Sur des extraits du spectacle du Cirque à l'ancienne, entretiens d'Alexis Gruss et de Sylvia Monfort qui s'expriment sur l'importance du cirque et de l'école dans le cadre de la reconnaissance du cirque par le Ministère de la Culture et de la Communication. Exposition du Musée en Herbe consacrée au cirque.

Date de diffusion :
26 mars 1979
Source :
FR3 (Collection: HEBDO JEUNES )

Éclairage

Le Conservatoire National des Arts du Cirque et du Mime est né de la rencontre, autour d'un projet commun, de Sylvia Monfort et d'Alexis Grüss Junior, en 1974.

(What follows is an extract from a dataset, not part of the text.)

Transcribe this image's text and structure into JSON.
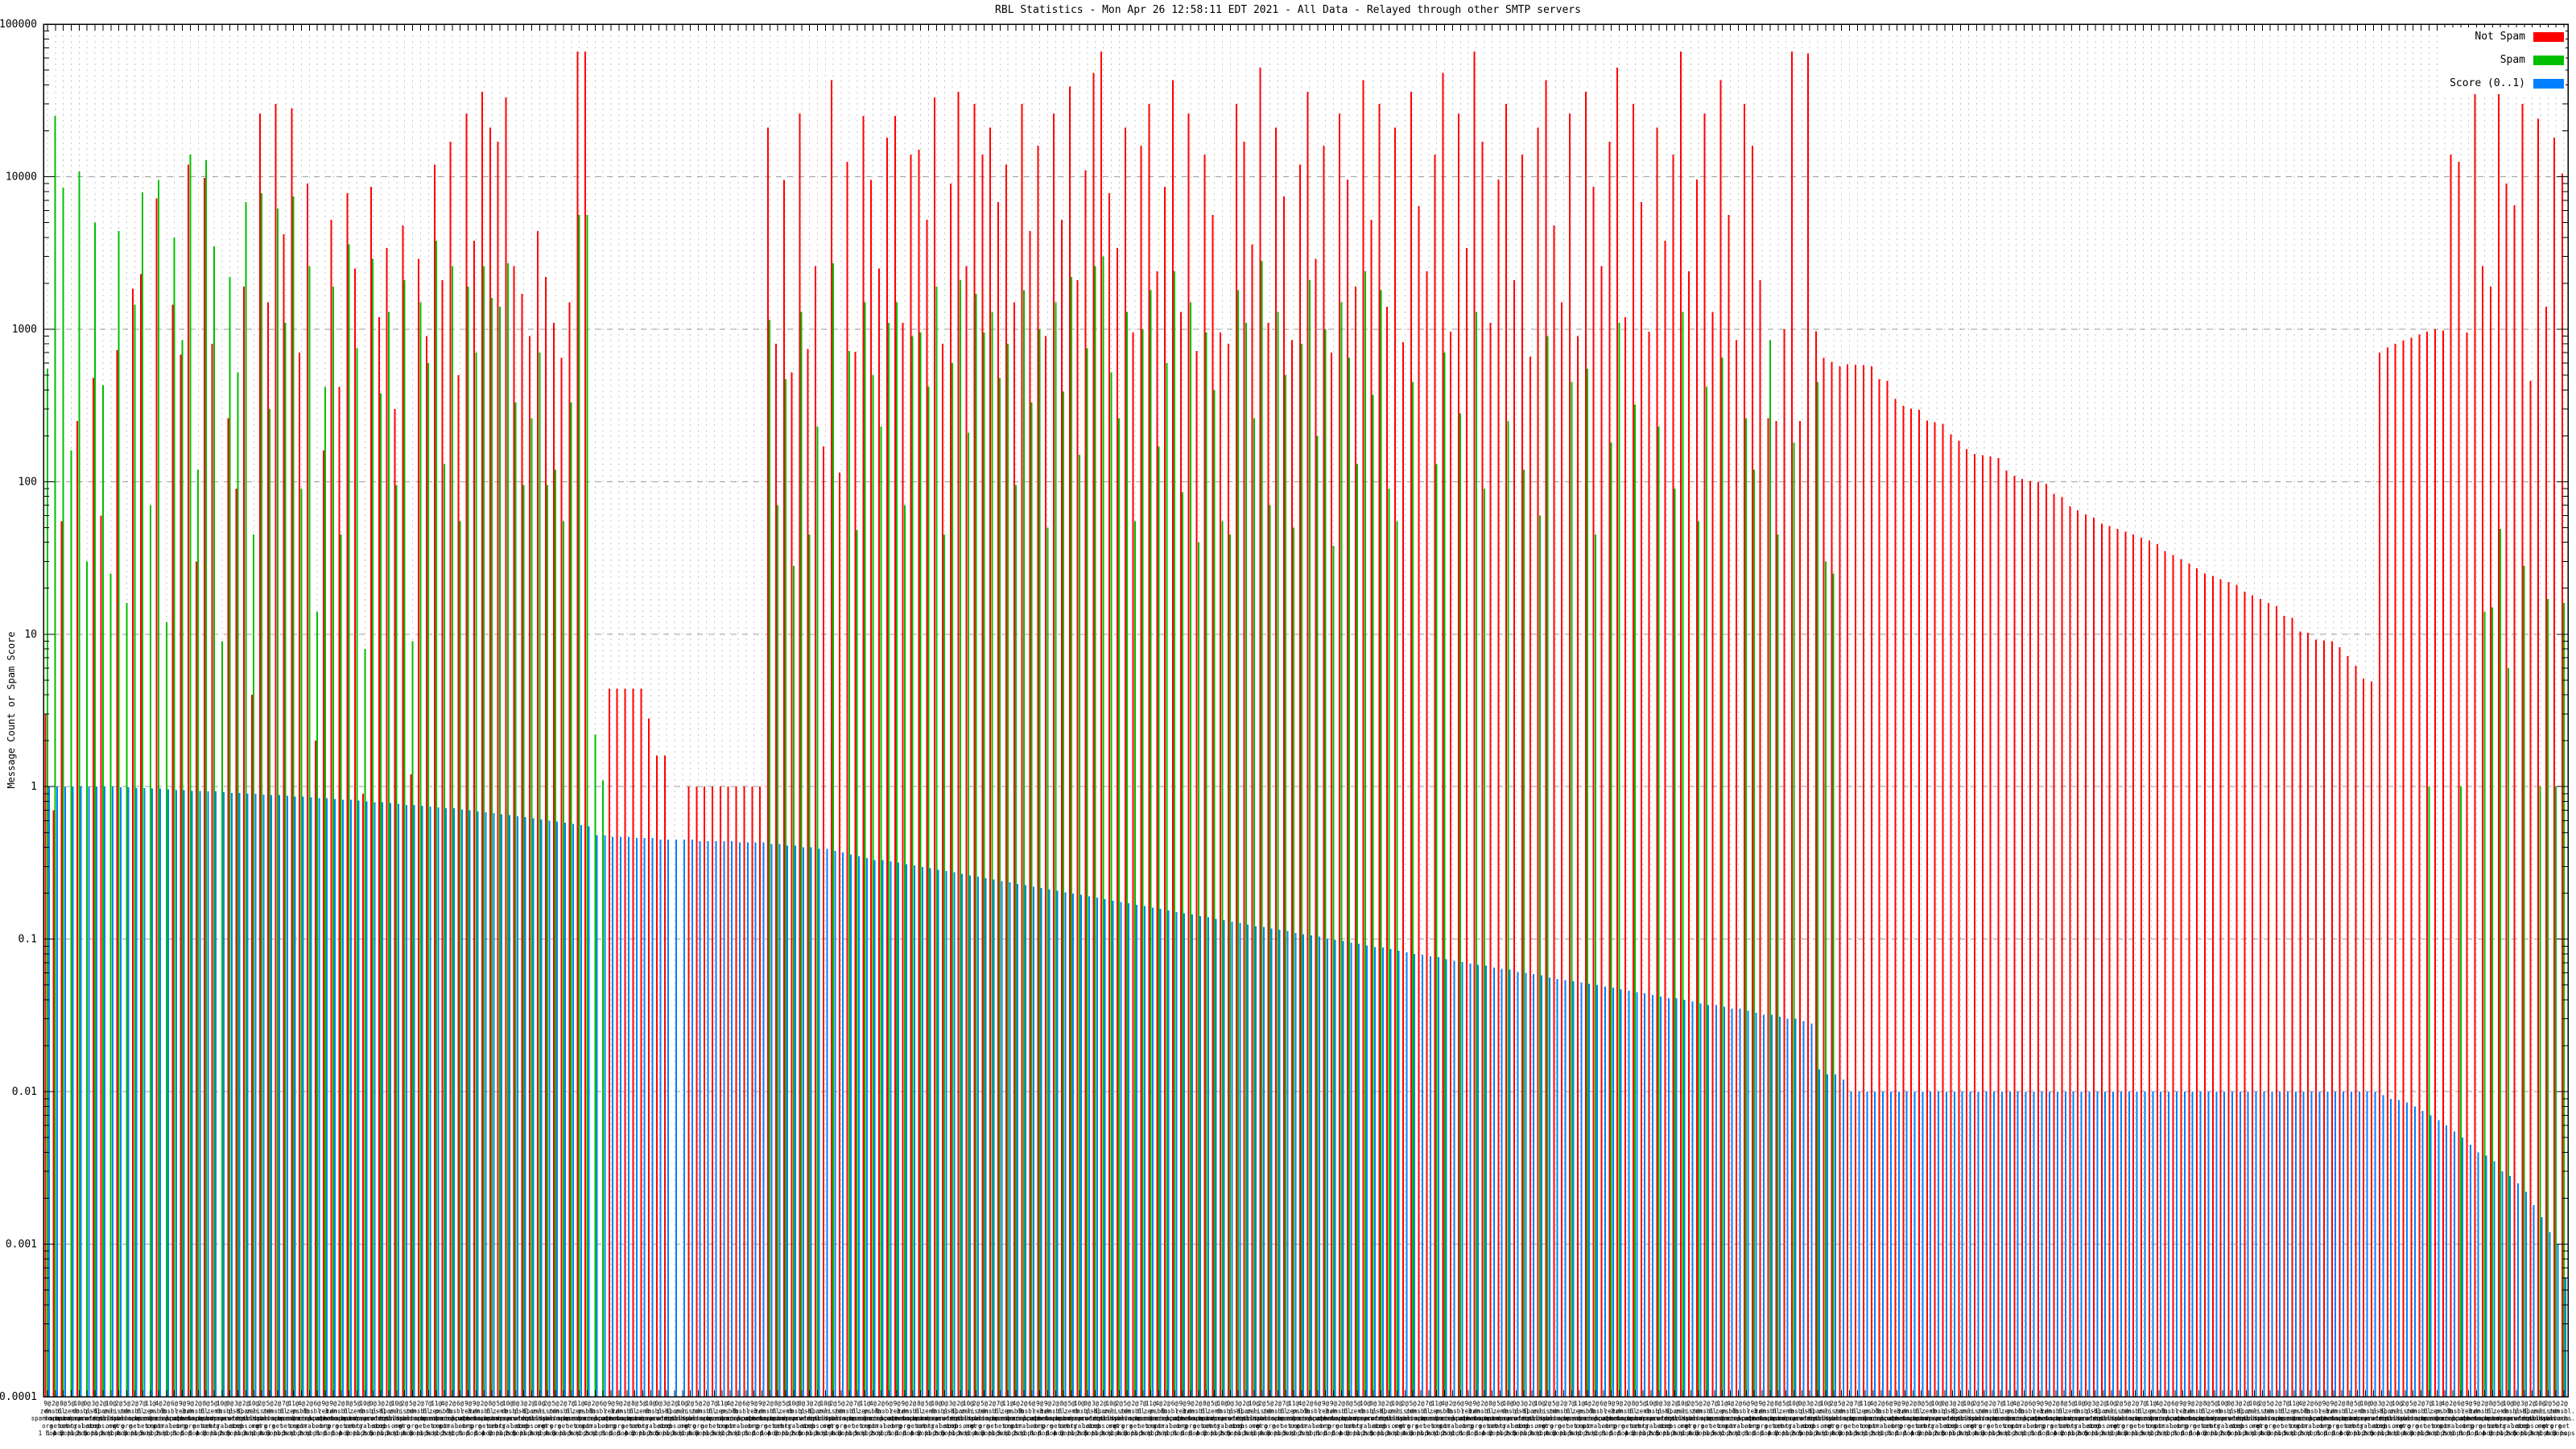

En 1972, la comédienne S. Monfort ouvre un centre culturel, dans le Marais à Paris, Le Carré Thorigny, qui programme du théâtre (contemporain et classique), de la musique, de la danse. En 1973, pour commémorer le deux centième anniversaire de l'installation de Philippe Astley à Paris, S. Monfort organise une exposition sur le cirque et projette Le Cirque de Calder (film de Carlos Vilardebo, 1961). Elle y associe la programmation d'un spectacle : un cirque familial français, encore en activité. Le Cirque Gruss qui revient de tournée endetté, est invité à planter son chapiteau dans la cour de l'Hôtel Salé (Musée Picasso, depuis 1985) situé à proximité du Carré. Il devient Le Cirque à l'ancienne, pour renouer avec la forme initiée à la fin du XVIIIe siècle, essentiellement équestre. Cette initiative a certainement contribué à la reconnaissance du cirque, jugé encore comme un art mineur et sans avenir.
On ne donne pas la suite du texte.